DeepPicarMicro Crams NVIDIA's PilotNet Autonomous Vehicle Neural Network Into a Raspberry Pi Pico
Clever optimization approaches take a CNN model designed for high-end GPUs and run it on the low-cost RP2040.
A trio of scientists from the University of Kansas have published a paper on DeepPicarMicro, an autonomous vehicle testbed, which crams a fully-functional convolutional neural network (CNN) onto a Raspberry Pi Pico microcontroller board.
"Running deep neural networks (DNNs) on tiny Microcontroller Units (MCUs) is challenging due to their limitations in computing, memory, and storage capacity," the team admits. "Fortunately, recent advances in both MCU hardware and machine learning software frameworks make it possible to run fairly complex neural networks on modern MCUs, resulting in a new field of study widely known as tinyML. However, there have been few studies to show the potential for tinyML applications in cyber physical systems (CPS)."
That's where DeepPicarMicro comes in: a cyber physical system testbed for an autonomous radio-controlled model car based around a Raspberry Pi Pico and its RP2040 microcontroller. While far from the lightest-weight microcontroller around, that poses a challenge: the RP2040 has just two process Arm Cortex-M0+ processor cores running at a default speed of 133MHz and 264kB of static RAM (SRAM), far below the specifications of a typical autonomous vehicle edge AI system — and particularly the PilotNet architecture, developed for use with NVIDIA's high-end resource-rich autonomous vehicle platforms, which the team sought to port.
To get PilotNet running on the Raspberry Pi Pico, it had to be optimized for the RP2040. For this, the team used a series of techniques beginning with eight-bit quantization, which reduced the layer memory requirements to 100kB or less for a drop in accuracy from 87.6 percent to 86.9 percent — but saw per-frame processing times jump to three seconds, far to slow for an autonomous vehicle system.

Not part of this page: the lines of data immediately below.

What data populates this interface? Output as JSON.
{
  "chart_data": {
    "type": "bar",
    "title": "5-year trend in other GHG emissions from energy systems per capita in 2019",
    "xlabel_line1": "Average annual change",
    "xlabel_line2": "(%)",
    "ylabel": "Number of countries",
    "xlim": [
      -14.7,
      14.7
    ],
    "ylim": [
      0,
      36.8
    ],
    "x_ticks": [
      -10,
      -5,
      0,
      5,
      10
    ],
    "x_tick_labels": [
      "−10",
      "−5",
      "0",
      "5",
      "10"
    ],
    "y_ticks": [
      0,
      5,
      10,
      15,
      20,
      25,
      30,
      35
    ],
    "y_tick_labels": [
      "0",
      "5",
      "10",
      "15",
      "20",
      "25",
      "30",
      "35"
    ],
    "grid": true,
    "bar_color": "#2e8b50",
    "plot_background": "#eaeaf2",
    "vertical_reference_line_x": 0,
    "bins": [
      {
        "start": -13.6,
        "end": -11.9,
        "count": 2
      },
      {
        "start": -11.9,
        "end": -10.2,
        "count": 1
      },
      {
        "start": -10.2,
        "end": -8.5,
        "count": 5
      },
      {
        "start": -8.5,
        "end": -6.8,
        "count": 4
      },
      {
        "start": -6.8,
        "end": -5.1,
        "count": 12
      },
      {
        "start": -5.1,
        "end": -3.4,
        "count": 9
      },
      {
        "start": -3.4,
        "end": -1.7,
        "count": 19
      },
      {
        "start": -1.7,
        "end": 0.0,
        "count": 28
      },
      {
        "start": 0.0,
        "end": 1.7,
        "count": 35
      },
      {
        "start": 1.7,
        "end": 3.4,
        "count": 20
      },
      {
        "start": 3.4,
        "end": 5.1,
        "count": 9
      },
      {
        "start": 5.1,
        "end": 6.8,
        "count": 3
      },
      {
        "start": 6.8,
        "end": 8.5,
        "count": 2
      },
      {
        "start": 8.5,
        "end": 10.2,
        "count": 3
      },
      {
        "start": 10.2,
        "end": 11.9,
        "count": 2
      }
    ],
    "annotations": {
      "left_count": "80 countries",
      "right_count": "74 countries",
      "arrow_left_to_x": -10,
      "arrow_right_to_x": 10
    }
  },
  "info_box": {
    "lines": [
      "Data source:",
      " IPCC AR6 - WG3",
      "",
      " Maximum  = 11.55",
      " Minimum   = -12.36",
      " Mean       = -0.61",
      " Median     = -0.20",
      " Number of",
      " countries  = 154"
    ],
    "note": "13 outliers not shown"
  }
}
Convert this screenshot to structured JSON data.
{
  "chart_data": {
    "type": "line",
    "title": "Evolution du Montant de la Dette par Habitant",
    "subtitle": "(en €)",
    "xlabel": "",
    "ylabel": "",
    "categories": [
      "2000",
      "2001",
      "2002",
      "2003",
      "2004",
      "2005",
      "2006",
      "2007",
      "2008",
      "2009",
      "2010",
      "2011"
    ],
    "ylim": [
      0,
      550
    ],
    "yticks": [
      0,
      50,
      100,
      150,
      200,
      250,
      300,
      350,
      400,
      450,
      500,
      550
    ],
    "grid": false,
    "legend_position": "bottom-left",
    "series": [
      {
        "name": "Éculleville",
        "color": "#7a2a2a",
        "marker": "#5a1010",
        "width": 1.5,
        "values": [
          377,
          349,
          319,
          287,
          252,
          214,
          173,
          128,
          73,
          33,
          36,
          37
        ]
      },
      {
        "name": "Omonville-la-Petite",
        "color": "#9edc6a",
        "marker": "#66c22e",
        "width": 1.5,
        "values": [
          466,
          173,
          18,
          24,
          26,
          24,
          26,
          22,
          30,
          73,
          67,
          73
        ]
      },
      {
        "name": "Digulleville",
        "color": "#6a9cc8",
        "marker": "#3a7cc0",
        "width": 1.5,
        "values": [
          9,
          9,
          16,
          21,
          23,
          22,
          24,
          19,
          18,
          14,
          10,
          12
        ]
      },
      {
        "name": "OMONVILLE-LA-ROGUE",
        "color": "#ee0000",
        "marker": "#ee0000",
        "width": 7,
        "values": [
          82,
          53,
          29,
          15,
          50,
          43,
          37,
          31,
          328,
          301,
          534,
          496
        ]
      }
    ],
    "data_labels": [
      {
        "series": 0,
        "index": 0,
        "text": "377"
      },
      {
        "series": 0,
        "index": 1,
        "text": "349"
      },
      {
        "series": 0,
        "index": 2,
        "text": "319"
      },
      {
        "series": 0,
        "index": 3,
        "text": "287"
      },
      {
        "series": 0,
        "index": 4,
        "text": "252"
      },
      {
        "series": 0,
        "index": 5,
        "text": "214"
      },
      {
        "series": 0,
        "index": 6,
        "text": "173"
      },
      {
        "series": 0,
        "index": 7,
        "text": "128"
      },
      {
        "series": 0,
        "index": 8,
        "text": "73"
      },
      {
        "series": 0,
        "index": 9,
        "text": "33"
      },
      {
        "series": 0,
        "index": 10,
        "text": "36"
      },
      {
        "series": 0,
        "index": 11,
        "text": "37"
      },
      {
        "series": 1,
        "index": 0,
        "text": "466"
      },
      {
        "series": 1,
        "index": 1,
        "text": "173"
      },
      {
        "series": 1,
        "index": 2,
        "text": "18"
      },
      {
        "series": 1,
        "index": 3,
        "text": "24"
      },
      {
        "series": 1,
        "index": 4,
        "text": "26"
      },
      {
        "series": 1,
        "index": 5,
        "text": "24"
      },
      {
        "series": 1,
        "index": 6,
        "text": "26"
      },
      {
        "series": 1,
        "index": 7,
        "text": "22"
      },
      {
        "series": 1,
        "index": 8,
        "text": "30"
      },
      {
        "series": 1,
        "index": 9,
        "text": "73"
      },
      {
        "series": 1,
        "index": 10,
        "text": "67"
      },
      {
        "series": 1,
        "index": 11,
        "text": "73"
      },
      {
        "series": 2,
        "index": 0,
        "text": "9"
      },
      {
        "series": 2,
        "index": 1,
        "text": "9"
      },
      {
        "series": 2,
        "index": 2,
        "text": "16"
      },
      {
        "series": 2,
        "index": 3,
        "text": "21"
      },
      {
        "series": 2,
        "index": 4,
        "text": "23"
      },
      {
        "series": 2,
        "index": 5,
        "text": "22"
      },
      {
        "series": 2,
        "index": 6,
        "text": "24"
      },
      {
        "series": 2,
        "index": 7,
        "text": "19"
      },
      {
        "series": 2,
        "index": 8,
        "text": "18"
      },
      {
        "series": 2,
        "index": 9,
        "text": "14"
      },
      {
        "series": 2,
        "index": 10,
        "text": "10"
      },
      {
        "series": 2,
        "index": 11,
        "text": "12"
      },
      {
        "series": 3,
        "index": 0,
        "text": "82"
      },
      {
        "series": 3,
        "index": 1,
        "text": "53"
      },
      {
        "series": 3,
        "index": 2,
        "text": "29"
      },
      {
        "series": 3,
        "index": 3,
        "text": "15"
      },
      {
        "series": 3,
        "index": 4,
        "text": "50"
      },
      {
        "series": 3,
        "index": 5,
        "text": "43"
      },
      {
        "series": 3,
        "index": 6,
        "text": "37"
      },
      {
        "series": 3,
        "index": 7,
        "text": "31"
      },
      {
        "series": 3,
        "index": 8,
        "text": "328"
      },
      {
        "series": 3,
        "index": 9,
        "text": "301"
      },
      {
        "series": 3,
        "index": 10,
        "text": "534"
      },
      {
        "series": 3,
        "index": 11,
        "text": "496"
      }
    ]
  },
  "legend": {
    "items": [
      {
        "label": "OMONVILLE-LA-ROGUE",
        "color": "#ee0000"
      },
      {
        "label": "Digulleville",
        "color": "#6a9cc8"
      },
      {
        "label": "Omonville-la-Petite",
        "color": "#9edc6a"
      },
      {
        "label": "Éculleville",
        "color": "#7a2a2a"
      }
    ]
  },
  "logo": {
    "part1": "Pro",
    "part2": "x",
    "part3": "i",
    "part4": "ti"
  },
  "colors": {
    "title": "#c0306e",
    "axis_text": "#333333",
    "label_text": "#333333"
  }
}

The team then replaced two-dimensional convolutional layers with depthwise-separable layers, designed to reduce the number of multiply-accumulate (MAC) operations required of the processor, before using a neural architecture search (NAS) to find the highest-accuracy model, which would fit in the RP2040's resources and run quickly enough.
Of the 349 models found through NAS, the team selected 16 for real-world testing. "An important observation is that a model's accuracy alone was not a sufficient indicator to predict the system’s true performance in the track," the team notes. "For example, the best model (#2) we tested completed nine laps without a single crash, but another similarly accurate — in terms of validation loss and accuracy — model (#7) was only able to complete five labs without [a] crash."
"Note also that models #6 and #7 achieve good accuracy yet perform worse than significantly less accurate model #4. When we consider latency into account, however, it is clear that these highly accurate models did not work well as their latencies are significantly higher than others."
For their future work, the researchers propose the evaluation of more complex neural network architectures across a range of microcontroller models, along with finer-grained methods for estimating the real-world control performance in order to find the best optimization strategies for tinyML.
The team's work is available as a preprint on Cornell's arXiv server.